A career today no longer means the same thing as it did 50 years ago, or even 10 years ago. Did you know that the word career is originally derived from medieval Latin and French words for road and wagon?
Richard Knowdell, (internationally recognized author and founder of the Career Planning and Adult Development Network) uses the transport metaphor to describe how the world of work has changed over time. He compares changes in careers to trains, buses, and all-terrain vehicles.
As he explains, managing your career was once like train travel. Now it’s like driving an all-terrain vehicle.

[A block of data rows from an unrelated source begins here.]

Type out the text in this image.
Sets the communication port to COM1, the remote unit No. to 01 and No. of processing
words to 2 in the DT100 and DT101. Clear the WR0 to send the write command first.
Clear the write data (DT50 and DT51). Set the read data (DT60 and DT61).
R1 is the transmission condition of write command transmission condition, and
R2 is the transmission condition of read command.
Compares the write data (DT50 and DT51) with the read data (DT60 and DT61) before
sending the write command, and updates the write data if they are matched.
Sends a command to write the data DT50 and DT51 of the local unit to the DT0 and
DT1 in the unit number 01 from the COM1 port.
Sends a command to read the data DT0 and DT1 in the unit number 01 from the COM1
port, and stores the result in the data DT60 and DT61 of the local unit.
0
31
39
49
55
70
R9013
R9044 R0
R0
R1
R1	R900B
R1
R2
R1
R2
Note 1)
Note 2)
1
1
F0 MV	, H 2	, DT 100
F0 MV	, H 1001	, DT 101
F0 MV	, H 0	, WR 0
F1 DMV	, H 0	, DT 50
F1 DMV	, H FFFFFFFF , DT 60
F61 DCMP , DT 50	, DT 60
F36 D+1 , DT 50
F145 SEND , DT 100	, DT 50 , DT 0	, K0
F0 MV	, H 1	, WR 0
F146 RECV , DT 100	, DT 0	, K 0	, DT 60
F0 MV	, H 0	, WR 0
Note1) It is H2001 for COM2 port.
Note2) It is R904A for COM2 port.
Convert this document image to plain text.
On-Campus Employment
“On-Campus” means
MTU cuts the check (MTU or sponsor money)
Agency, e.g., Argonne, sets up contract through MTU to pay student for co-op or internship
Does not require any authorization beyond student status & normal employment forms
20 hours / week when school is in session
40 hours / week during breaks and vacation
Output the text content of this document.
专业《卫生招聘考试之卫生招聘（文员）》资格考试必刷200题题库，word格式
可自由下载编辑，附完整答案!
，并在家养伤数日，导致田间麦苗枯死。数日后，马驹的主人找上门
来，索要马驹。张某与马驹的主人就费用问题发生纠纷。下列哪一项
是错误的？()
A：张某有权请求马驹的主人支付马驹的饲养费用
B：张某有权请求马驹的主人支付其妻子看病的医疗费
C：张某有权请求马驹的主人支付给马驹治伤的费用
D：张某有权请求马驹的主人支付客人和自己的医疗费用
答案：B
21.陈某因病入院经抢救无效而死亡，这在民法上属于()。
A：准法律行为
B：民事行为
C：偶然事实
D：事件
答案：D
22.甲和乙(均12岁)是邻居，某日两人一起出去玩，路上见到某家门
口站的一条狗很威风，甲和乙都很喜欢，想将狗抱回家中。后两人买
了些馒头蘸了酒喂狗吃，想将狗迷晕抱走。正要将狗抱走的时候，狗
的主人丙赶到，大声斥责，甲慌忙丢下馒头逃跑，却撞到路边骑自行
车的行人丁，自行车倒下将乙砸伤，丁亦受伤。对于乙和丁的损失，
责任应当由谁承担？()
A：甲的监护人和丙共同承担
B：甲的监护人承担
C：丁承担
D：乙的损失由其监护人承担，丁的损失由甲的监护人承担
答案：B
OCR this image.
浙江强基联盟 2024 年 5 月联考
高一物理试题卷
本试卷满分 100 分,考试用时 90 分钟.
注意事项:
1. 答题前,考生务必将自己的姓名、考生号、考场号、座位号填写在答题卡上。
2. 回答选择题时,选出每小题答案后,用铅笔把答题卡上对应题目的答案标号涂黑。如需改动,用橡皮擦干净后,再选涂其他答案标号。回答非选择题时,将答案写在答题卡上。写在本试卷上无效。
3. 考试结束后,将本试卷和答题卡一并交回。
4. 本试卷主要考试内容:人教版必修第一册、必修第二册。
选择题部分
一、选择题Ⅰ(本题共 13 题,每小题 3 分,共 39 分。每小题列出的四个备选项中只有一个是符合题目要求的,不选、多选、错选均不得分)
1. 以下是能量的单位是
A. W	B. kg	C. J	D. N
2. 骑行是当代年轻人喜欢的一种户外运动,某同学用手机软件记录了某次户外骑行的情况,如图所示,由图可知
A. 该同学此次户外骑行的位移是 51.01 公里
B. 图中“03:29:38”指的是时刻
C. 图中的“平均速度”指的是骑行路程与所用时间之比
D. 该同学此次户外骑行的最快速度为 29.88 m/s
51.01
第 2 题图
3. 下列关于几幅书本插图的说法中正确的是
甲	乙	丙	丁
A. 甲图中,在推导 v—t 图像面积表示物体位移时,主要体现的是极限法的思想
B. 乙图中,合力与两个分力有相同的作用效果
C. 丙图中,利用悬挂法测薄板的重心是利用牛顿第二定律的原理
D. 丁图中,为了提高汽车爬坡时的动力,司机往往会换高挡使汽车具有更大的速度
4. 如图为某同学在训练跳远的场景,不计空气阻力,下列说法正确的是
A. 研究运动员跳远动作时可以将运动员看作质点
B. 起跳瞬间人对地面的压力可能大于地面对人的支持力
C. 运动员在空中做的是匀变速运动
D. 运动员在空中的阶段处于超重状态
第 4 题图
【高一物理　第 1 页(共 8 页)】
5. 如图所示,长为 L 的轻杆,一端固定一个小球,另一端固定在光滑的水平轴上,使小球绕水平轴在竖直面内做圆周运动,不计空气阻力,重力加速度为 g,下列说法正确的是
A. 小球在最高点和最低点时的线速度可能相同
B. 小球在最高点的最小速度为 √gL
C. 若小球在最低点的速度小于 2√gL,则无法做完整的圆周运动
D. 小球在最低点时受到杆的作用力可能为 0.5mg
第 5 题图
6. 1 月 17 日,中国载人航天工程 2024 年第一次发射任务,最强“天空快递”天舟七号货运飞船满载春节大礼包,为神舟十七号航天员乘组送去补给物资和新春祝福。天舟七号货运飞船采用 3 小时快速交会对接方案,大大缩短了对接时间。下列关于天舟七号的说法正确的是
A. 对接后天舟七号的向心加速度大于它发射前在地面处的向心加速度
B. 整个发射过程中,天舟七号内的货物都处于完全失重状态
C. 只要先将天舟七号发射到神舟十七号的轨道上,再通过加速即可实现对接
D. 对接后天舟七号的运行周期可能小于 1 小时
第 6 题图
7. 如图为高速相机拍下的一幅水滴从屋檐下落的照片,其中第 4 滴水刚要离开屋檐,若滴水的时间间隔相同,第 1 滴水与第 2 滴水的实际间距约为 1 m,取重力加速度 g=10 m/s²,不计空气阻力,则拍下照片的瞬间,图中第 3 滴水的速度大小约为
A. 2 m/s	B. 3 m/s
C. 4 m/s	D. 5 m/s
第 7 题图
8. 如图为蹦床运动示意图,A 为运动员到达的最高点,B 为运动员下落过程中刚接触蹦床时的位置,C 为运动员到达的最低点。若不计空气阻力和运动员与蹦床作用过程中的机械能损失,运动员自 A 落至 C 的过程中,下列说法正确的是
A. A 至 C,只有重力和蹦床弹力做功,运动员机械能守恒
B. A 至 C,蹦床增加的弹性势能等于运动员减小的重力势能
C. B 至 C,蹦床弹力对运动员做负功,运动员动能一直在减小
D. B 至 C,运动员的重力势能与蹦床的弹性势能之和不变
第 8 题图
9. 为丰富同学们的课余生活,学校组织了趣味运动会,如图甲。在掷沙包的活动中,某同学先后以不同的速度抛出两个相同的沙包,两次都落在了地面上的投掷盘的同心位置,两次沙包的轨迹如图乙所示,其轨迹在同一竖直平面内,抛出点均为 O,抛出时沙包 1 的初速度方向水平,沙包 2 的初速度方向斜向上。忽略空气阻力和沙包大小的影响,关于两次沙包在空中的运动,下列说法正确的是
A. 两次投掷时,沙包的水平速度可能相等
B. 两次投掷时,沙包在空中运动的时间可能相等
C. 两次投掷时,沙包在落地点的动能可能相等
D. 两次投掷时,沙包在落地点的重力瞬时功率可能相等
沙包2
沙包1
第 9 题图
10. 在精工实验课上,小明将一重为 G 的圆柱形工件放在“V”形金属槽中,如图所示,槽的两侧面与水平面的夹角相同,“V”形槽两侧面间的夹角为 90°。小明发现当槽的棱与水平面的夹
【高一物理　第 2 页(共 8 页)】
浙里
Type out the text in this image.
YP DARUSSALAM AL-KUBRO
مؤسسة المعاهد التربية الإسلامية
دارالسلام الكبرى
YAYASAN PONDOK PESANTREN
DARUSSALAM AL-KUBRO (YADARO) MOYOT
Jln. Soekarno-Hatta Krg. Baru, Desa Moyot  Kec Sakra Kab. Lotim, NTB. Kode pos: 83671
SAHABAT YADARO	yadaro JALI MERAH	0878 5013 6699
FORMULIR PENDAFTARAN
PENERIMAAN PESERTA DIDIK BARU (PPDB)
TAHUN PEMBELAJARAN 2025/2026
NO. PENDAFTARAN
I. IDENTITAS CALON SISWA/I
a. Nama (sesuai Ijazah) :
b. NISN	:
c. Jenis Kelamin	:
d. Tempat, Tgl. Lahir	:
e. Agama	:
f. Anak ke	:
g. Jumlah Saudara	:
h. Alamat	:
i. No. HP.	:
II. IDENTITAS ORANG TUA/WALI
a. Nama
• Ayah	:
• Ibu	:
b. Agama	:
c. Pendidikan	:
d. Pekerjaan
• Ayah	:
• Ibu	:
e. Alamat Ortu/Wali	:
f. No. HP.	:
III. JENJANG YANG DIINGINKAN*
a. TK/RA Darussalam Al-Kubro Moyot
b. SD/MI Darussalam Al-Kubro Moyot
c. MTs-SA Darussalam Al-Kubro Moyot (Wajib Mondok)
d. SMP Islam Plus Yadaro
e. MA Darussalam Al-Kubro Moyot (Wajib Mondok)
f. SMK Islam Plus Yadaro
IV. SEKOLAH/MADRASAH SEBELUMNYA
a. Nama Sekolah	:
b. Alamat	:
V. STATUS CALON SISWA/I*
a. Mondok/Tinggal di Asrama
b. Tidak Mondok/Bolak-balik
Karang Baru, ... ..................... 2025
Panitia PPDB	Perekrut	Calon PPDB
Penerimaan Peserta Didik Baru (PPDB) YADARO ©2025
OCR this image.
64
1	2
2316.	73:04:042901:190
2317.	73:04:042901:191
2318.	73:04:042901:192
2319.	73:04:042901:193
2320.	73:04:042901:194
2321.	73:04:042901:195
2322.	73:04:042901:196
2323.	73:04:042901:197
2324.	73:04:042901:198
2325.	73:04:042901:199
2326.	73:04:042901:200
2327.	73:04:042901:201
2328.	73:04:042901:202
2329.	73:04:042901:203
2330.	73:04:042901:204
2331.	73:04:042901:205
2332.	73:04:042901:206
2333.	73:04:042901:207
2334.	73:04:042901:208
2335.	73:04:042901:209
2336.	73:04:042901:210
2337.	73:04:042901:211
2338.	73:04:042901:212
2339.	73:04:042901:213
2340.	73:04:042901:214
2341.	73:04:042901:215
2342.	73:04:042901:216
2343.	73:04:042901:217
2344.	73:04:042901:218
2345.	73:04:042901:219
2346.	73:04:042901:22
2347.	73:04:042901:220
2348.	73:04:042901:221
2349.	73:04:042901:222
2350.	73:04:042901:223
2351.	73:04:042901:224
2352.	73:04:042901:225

1. Travel by Train: Follow a Pre-Designed Path
When you travel by train, you choose your destination, buy your ticket, get on the train.
When you chose your career, did you expect to have a path to follow? Traditionally, career success meant working your way up in the organization. But a predictable career path is no longer a reality.
2. Travel by Bus: Make Transfers Using the Same Vehicle
Managing careers became more like riding a bus. Transfers were
possible and even necessary as technology developed and jobs changed.
But you could probably expect to continue in a similar line of work.
3. Use an All-Terrain Vehicle: You Drive and Create Your Own Path
Today’s world of work is very different. Jobs and opportunities change rapidly. There is no definite career path to follow. This results in new demands to adapt quickly and more frequently. To be successful you need a different kind of vehicle. An all-terrain vehicle, that enables you to move forward even when there is no clearly defined path.
Who’s Driving? Which Vehicle are you Using?
Do you feel as if you have the right vehicle to move ahead?
Dealing with the uncertainty of career transitions can be very stressful. This stress can make it difficult to focus.
To be successful, you need to explore new directions, but at the same time move forward.
If it’s a while since you’ve had a career change, taking the driver’s seat in an all-terrain vehicle may be daunting. But being the driver doesn’t mean that you can’t get help and support.